What God is looking for is the transformation of our hearts towards giving thought to and offering humanitarian service not mere acts of worship and ritual observances that last us whole nights, shouting ourselves hoarse and commanding familiar and unfamiliar spirits to die or asking witches and wizards to catch fire.

The church and Christians the world over should be reminded to pay greater attention to the humanitarian needs of orphans, widows, the poor, the abandoned, the sick and the diseased without being prompted. Not too long ago and in the heat of the outbreak of the Ebola virus, Prophet T.B. Joshua, the head of the Church of all Nations popularly called Synagogue was widely reported to have claimed that he had discovered a cure for the disease in the form of special holy water.

The expectation of the general public was that, as a real Man of God he would arrange to get the healing water to Liberia, Guinea and Sierra Leone, purely on humanitarian grounds, to help reduce the number of deaths from the Ebola virus which was put at hundreds per day at that time.

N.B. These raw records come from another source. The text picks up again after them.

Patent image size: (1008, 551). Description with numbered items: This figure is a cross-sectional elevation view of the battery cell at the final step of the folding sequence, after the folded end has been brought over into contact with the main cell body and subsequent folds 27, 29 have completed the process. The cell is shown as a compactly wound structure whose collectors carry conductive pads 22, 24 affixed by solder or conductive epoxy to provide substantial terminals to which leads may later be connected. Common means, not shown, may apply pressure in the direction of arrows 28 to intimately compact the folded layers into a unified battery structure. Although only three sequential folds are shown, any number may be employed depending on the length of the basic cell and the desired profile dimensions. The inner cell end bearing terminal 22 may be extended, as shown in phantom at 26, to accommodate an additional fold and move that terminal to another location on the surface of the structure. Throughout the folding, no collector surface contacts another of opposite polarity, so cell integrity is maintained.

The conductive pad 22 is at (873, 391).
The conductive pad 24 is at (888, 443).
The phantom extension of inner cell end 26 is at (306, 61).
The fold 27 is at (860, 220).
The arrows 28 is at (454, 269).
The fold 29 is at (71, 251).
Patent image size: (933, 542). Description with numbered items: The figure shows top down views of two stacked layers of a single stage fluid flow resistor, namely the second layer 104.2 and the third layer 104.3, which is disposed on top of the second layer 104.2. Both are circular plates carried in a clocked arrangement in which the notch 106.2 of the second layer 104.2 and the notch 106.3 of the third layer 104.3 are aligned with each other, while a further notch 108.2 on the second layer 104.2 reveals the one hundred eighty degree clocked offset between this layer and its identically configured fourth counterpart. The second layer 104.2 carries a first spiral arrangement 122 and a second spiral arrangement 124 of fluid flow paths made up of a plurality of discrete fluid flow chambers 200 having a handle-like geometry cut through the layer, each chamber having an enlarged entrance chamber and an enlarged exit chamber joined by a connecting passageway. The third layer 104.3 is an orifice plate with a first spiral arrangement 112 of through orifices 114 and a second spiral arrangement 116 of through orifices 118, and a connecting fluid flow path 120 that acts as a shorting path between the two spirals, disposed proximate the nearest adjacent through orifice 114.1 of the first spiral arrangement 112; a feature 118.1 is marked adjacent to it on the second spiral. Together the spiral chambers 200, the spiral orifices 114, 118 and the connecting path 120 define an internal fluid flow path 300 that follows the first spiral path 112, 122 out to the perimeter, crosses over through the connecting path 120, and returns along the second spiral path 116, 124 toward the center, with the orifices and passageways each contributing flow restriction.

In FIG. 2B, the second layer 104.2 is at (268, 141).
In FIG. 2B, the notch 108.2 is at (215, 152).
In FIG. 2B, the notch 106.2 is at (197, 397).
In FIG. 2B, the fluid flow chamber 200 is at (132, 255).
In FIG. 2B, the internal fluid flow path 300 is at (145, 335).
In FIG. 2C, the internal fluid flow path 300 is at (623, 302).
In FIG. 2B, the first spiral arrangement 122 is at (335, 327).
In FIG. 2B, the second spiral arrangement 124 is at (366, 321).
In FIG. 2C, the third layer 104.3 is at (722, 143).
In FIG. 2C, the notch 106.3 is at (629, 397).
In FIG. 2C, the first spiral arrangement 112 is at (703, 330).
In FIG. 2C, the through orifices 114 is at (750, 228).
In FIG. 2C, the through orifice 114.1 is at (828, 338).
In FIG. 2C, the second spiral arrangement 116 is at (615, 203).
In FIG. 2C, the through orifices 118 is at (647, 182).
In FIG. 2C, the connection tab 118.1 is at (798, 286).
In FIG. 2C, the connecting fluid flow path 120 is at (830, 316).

Up till now nothing has been heard of the claim Offering humanitarian service is a Christian commitment which goes to the heart of right religious practice as contained in James 1:27: “Pure and undefiled religion before God and the Father is this: to visit the orphans and widows in their trouble and to keep oneself unspotted from the world”. Practicalisation of Christianity as opposed to commercialisation of Christianity should be the norm.

The World Health Organization WHO has said the figures of 8,500 people having died of Ebola and 20,000 infected so far are grossly underestimated; that what obtains of humanitarian aid is just a fraction of what is required.

The Church should follow the teachings of Christ and use wealth for the glory of the church.

The Pope has set the pace with a whopping 3 million Euros. The second generation churches in Ghana namely the Pentecostal, the Gospel and the Spiritual Churches coming under umbrella bodies like the Christian Council of Ghana will do well to follow suit, not by seizing the opportunity of the Ebola outbreak to squeeze every pesewa out of their congregation, but by mopping up money already starched in their coffers and make a handsome contribution to the UN Ebola Centre in Monrovia etc.

That singular act will not only push back but also clear up decades of misconception, mistrust and suspicion in the minds of the general public about the operations of the second generation churches.